Finished constructed photograph of Mouse Hole 2014
I first got to know about the Mouse Hole Cave when researching the Beaford Old Archive in 2009 Looking for an image to use in an early Ghost Card for an exhibition I had been commissioned to make work for. I had known Mousehole, the village, pronounced ‘mowsull’ since childhood holidays in Cornwall; it had the quaint harbour and lots of cats. I had never questioned it’s name or come across the footpath which left the village on the giveaway Cave Lane. I discovered it for myself for the first time in June 2010. It had struck me as a man-made cave, some kind of mine, which hadn’t seen the sea for a number of years.

Francis Frith 1908
The old footpath sign carried a fitting scratched statement ‘Not To Beach’; and that had been all I needed to find this place. Its interior was very dry with evidence of youthful parties and a lush green fern covered entrance. I made some photographs with the intention of stitching them together in the winter, but those images stayed unstitched until now! Maybe I had felt at the time that the resulting image in my minds-eye wasn’t going to fit in with the sea cave images I was working on As well as the image in the Beaford Archive, collected by James Ravilious, I found that other photographers had documented it in the past.

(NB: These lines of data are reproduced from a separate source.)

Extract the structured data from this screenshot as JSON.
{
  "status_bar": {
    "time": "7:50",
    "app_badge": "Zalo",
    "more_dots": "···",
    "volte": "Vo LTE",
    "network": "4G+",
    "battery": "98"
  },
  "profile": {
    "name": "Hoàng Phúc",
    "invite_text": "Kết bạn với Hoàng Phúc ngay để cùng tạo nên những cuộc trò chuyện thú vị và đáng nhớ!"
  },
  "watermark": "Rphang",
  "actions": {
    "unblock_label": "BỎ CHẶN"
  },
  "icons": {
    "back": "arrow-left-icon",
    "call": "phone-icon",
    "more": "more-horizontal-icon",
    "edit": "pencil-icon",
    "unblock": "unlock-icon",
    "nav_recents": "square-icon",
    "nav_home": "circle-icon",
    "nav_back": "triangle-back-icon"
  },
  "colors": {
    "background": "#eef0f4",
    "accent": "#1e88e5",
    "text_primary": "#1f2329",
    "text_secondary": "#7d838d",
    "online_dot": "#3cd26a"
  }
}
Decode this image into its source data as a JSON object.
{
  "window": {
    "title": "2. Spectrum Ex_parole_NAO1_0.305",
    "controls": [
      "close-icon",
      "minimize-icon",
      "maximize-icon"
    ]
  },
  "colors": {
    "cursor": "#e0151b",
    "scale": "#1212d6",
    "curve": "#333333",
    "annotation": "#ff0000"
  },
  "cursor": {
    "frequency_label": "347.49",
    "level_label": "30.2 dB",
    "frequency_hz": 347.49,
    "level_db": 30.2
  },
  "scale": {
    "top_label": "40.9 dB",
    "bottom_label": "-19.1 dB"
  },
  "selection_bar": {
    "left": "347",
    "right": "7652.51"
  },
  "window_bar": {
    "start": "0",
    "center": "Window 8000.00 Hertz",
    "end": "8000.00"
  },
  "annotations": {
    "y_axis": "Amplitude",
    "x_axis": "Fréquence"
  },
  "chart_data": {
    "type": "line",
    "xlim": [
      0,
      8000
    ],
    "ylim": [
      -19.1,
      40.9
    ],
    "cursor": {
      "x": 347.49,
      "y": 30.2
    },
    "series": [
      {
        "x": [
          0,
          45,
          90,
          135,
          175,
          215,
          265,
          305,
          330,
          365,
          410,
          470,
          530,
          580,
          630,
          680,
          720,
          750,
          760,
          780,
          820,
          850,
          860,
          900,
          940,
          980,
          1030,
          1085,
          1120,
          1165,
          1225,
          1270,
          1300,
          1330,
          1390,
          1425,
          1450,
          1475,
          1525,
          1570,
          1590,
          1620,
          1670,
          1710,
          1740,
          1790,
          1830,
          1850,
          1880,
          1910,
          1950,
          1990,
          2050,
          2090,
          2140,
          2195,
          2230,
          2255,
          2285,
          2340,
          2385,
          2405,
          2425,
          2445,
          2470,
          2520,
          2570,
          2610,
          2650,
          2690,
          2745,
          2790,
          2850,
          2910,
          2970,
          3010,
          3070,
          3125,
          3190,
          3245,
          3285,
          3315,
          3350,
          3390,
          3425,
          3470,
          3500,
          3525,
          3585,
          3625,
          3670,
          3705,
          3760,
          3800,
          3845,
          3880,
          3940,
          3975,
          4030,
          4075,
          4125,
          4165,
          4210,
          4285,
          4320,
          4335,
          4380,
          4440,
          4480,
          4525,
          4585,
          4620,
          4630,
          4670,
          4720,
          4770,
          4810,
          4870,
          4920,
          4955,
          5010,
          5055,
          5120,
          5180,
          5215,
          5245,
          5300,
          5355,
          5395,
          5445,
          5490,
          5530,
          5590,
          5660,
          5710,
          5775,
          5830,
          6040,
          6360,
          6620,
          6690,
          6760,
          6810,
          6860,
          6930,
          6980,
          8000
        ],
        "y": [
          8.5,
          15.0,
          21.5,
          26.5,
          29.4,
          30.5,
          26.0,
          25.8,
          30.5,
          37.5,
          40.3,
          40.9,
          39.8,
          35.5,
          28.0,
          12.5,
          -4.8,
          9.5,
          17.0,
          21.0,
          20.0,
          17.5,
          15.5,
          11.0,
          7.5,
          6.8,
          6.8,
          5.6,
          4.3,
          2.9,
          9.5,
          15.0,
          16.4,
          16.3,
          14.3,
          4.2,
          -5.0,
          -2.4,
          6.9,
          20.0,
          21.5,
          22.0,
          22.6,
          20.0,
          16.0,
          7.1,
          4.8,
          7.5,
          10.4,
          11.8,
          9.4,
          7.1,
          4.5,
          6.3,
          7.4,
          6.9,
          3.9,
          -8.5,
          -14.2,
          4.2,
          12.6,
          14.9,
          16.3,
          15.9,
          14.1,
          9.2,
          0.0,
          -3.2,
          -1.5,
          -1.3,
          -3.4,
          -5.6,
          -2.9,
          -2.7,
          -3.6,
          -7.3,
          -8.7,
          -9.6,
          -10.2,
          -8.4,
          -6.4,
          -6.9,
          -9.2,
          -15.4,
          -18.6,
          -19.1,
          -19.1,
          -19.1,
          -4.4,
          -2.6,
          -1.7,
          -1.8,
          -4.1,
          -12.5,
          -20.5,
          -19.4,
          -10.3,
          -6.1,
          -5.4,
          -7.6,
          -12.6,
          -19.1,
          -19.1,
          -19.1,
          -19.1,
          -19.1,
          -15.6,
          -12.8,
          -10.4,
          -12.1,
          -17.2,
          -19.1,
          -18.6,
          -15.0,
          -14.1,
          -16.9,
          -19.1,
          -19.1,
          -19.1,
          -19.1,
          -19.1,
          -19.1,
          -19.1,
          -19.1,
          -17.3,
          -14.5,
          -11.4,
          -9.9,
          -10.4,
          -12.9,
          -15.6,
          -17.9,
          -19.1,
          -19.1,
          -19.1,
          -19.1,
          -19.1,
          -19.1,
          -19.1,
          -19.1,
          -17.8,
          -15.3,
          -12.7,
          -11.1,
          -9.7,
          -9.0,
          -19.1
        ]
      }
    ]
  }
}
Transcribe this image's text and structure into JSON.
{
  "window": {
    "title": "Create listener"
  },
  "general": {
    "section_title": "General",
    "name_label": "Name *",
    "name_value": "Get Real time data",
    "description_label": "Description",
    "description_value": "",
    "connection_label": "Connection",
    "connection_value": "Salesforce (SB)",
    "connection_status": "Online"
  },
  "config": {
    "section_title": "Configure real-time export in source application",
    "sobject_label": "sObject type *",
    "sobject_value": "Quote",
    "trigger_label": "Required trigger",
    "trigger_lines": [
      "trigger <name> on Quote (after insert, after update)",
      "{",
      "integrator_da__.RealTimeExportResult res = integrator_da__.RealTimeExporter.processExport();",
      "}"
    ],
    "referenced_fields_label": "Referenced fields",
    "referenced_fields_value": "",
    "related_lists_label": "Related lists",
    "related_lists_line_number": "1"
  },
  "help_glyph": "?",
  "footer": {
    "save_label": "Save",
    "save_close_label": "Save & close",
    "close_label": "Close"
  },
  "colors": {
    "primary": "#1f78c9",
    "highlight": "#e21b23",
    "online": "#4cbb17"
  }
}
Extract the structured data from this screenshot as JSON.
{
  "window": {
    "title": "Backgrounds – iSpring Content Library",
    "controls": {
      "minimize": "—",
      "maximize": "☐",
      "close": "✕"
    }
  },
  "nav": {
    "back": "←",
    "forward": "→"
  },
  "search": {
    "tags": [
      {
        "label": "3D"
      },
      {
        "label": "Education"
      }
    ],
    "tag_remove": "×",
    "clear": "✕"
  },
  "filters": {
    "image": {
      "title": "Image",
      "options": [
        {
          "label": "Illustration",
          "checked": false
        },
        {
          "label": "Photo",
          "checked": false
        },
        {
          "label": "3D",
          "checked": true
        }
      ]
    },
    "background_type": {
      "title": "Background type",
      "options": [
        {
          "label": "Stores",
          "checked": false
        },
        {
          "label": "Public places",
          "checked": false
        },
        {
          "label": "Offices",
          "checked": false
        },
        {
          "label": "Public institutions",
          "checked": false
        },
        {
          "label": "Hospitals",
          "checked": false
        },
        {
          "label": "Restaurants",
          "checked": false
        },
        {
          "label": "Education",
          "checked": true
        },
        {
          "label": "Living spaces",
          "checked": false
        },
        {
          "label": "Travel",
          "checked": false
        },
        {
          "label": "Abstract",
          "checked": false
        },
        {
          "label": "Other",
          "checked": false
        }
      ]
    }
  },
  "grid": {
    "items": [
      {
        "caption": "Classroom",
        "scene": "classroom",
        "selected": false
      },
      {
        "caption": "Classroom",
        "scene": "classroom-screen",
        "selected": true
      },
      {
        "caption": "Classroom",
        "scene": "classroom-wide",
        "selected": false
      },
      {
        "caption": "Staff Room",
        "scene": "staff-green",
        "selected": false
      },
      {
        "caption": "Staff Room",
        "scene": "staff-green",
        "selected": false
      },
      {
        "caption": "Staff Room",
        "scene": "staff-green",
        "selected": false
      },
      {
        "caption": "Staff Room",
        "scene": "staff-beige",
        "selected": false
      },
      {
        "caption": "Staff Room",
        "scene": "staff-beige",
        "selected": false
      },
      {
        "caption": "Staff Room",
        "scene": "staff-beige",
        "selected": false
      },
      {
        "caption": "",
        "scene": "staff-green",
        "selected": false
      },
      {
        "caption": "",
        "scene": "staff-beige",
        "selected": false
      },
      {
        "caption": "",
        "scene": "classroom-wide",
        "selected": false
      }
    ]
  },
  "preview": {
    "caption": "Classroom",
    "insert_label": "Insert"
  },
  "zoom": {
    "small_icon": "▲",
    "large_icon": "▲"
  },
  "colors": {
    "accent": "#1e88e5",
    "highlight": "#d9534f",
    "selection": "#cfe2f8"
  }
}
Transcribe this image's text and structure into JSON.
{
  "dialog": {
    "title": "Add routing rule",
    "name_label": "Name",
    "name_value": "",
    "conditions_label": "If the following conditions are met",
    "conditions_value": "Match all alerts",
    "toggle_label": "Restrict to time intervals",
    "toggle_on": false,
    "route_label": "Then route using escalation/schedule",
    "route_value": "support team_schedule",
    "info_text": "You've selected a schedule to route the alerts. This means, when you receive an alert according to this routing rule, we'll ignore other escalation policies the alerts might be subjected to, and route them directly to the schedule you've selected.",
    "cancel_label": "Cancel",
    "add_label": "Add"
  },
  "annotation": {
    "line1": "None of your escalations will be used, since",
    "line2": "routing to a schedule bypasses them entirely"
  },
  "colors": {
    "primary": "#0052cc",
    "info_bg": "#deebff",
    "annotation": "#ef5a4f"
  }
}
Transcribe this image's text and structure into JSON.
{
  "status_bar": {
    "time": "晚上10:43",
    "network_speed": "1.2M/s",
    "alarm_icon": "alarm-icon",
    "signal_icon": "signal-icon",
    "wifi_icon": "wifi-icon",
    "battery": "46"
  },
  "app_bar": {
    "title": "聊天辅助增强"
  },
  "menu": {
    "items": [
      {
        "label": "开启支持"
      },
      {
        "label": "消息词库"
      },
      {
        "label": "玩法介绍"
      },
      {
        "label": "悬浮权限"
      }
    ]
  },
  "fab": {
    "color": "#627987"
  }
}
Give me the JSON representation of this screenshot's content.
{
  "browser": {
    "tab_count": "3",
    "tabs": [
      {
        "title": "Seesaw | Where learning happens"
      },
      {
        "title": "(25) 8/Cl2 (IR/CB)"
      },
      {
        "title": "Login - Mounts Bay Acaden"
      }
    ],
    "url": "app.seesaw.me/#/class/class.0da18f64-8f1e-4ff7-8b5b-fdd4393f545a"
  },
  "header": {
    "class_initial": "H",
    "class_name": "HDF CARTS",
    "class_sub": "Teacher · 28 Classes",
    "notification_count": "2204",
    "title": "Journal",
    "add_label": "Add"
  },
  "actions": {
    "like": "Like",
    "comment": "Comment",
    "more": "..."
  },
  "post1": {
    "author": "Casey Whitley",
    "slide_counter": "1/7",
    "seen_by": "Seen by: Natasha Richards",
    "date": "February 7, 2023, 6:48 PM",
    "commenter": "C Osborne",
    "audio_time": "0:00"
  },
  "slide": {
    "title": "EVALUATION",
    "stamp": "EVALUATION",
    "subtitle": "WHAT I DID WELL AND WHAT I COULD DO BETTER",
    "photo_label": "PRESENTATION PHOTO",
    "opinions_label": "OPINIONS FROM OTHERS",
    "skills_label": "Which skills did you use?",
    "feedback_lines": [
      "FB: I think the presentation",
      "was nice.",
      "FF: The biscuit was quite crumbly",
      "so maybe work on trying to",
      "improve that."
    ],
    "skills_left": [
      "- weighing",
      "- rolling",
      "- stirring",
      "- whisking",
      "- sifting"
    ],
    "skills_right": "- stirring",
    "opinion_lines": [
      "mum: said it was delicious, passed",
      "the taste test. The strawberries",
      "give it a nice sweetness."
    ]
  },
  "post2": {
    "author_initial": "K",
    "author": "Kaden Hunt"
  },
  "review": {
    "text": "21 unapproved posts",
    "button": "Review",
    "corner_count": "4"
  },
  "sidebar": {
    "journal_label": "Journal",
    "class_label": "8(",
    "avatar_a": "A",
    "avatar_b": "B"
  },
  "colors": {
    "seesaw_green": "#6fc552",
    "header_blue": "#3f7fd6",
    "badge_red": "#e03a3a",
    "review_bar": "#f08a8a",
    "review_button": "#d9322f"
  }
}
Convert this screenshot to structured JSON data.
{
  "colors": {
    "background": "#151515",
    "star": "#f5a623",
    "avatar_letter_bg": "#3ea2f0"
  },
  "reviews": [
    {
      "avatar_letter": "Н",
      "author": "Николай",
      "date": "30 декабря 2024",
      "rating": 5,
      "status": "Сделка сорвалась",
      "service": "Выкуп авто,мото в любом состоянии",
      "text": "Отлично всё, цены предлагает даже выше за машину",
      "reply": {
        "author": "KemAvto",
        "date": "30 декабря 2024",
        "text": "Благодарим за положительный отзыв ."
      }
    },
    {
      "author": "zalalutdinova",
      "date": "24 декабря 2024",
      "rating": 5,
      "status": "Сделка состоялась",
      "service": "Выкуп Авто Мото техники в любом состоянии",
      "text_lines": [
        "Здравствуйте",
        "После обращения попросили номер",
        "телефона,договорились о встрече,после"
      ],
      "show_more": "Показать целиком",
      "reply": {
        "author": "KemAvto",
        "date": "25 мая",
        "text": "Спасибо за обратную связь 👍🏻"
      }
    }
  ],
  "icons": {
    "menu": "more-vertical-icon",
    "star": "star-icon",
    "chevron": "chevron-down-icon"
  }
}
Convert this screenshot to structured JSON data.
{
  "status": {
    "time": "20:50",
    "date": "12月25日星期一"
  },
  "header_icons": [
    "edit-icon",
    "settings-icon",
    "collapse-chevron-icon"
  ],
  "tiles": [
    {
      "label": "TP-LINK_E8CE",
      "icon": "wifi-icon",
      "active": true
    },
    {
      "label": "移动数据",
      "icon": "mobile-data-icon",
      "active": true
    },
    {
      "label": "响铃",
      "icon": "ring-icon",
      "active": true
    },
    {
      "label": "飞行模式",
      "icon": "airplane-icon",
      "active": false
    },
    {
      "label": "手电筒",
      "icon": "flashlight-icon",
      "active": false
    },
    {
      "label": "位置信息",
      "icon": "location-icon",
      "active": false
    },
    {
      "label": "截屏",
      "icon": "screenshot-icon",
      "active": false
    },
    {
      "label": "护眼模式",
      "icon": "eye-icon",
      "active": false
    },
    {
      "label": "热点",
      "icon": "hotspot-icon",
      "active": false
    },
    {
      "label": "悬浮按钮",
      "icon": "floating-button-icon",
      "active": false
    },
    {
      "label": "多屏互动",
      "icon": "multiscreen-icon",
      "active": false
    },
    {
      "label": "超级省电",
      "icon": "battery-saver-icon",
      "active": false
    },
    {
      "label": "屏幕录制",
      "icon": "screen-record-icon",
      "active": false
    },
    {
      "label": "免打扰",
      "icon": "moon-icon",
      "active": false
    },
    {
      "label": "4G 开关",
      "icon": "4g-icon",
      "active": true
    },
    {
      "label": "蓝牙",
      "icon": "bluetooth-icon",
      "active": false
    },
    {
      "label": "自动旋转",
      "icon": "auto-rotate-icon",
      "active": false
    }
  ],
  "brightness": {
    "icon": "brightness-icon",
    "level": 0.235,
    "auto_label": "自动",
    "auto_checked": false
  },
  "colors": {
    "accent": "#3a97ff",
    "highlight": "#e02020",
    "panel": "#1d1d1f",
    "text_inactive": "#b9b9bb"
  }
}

Francis Frith had been here in 1908 and 1927. I’m sure there were also Victorian and Edwardian photographers also making their way to this place when there was a metal ladder set in the cliff and the path was accessible without almost crawling through the undergrowth. 
Francis Frith 1908
Francis Frith 1927

This would have been a major attraction to the tourists back then and the trail from village to cave would have even been accessible to ladies and gentlemen in their flowing dresses and suits. My visit to the Mouse Hole in April 2014 was after a winter of record high rainfall and gale after gale coming in from the south west. This cave would have taken the full force of the weather fronts and huge waves. The storms had cleansed Mouse Hole from years of growth from land based plants and of the litter and detritus left from years of neglect from its visitors and from the high tides which had also left their mark. This was a profoundly different cave than the one seen four years earlier, but I expect this is a continual cycle, probably also witnessed by Frith and other returning pilgrims back then.
April is also a time for seabirds to nest and this time the entrance way was alive with kittiwakes leaving and returning to their precipitous homes. This with the blue sky was a major part of my memory of the cave in 2014, whereas the white overcast sky of 2010 had helped me concentrate on its tropical entrance. Time was against me as I was constricted to public transport to get me back from Penzance to St Ives, and this after the hike back into town; but sometimes this can focus the mind. The resulting image is a combination of iPhone and Olympus Pen. The image was quickly made with my iPhone including 17 frames of the entrance focusing of the kittiwakes in flight. The interior of the cave was then quickly made with the micro 4/3rds camera mounted on a tripod. Speed was also important here because the ceiling was continually dripping and it was only luck that all of the frames were made without a splat of water on the UV filter. Fortunately this cave is so large, tall and wide mouthed, that interior lighting was almost even, there being 1 stop exposure difference between the entrance and the ring of images deeper into the cavern. And only 2 stops difference from the outside exposure of sea, sky and birds.
Finished constructed photograph of Mouse Hole 2010
Post processing was started almost immediately with an iPhone image created in the AutoStich app; but it was clear from the start that it would be a difficult image to stitch. The iPhone frames were stitched together in Photoshop later in the day and a selection of the ‘bird’ frames were combined to reinforce my memory of the place. The camera frames were stitched a couple of days later and then the two formats were combined together to make a finished image that can be printed up to 1 metre squared.
With this new image I went in search of the folder containing all of the photographs from the Cornwall trip in 2010. These images made on my Olympus dslr were combined in a similar way and make an image of a similar size. But comparable in so many other ways which makes both images more interesting and a great record of this wonderful place.